Saskia Herweijer, legal counsel at Halsten, about this process:
“I was involved in the reorganisation on behalf of Halsten as employment law expert and project counsel and as the first point of contact. Specifically, this meant that I worked an average of two days each week for several months, where I was part of an international project team. The team included the HR business partner, HR staff members, a project manager, and a finance manager, for example. We made the preparations for the entire reorganisation in the utmost secrecy.
This project presented two major challenges. First, we had to deal with the immense employment law differences per country, making it necessary to work closely with TomTom’s local legal partners. This involved a great deal of time and flexibility, as we were operating on a global scale and had to overcome not only time barriers but also language barriers. The second challenge was the timing of communication with all employees all over the world. We worked at top speed under a very strict deadline, without always knowing which surprises local legislation would have in store for us, even at the last minute. The flexibility required to immediately step up or step back – over the entire breadth of the employment law playing field – that we, as Halsten, were able to provide was crucial. Thanks to the backup available to me, we continually quickly switched gears in cooperating with the local councils, maintaining oversight and acting appropriately in a timely manner where needed.

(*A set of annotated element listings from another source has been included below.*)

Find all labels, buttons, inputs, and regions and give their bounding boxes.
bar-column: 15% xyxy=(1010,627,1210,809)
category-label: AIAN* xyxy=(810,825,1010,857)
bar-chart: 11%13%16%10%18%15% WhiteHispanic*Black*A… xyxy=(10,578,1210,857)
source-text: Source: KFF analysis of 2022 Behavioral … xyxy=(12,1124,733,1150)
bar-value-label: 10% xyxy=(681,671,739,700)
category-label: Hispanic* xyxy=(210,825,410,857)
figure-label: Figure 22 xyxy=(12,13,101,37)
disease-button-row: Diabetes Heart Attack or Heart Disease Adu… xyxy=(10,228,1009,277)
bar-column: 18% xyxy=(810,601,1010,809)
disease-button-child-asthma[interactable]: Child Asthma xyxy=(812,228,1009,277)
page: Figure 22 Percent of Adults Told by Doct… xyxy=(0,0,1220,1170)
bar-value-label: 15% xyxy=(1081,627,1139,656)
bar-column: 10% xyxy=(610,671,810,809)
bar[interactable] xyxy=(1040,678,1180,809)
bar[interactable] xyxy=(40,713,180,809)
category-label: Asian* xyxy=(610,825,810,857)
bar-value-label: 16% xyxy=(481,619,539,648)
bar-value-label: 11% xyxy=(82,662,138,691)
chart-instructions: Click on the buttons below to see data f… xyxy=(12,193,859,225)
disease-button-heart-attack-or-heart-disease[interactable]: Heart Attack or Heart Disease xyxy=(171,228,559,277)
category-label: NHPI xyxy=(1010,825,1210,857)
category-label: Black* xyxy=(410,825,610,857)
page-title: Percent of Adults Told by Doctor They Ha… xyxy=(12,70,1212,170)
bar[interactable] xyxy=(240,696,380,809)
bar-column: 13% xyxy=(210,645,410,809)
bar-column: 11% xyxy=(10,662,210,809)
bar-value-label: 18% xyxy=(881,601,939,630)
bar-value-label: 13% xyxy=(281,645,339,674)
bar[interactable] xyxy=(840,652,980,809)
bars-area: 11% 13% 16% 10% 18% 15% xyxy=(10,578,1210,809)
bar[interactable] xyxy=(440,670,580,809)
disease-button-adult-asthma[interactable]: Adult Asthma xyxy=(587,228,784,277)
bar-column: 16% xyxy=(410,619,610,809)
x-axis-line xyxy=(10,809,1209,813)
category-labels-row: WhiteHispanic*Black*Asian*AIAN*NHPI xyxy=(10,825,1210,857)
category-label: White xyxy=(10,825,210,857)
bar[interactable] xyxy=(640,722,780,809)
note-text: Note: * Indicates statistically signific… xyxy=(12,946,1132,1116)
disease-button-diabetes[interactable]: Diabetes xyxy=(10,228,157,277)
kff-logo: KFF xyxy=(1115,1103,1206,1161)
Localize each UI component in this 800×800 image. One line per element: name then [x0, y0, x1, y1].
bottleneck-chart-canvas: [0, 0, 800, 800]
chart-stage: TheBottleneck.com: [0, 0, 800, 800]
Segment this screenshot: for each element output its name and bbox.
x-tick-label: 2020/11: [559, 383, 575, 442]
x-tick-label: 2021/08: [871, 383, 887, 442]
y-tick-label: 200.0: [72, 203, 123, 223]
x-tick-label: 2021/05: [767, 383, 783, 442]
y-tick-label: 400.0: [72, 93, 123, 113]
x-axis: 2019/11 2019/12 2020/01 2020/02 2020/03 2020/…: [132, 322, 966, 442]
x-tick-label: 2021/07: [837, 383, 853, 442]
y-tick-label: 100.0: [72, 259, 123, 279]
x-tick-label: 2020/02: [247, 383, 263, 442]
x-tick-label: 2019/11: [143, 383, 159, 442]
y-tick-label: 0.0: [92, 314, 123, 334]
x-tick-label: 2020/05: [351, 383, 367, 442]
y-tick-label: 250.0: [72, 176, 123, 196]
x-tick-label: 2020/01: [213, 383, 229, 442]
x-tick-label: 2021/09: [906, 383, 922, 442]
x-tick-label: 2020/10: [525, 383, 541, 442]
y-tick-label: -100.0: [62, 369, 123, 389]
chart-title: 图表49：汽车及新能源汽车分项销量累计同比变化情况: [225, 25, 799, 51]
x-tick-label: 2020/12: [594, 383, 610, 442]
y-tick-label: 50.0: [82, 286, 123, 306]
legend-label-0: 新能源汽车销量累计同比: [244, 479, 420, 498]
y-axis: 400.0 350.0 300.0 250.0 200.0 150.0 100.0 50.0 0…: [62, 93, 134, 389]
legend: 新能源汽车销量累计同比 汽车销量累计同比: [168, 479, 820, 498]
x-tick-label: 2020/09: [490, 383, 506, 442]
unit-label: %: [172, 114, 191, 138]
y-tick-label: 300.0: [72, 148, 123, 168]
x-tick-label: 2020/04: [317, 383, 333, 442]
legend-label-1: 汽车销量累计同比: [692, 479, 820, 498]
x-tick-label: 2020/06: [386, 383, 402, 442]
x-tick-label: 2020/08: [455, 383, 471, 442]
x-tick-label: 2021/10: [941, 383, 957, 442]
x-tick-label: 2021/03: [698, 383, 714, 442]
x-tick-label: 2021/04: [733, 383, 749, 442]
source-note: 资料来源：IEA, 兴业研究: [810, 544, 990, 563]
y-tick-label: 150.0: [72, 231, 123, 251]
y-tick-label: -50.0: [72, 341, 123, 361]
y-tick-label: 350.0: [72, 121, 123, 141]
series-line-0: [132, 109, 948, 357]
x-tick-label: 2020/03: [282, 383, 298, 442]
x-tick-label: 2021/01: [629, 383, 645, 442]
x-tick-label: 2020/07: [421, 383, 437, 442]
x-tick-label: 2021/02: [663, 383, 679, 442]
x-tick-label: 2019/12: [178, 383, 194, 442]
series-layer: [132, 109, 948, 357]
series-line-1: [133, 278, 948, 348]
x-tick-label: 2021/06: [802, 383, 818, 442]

Projects like these energise me; they get the adrenaline pumping. You must stay level-headed, under the time pressure of a deadline written in stone, while literally everything must be kept secret. The coronavirus has made working online common practice, but luckily, we also had all kinds of digital tools at our disposal. The fact that the company came to us again after the initial project shows that not only our pragmatic, project-oriented approach but the results we achieve are satisfactory.”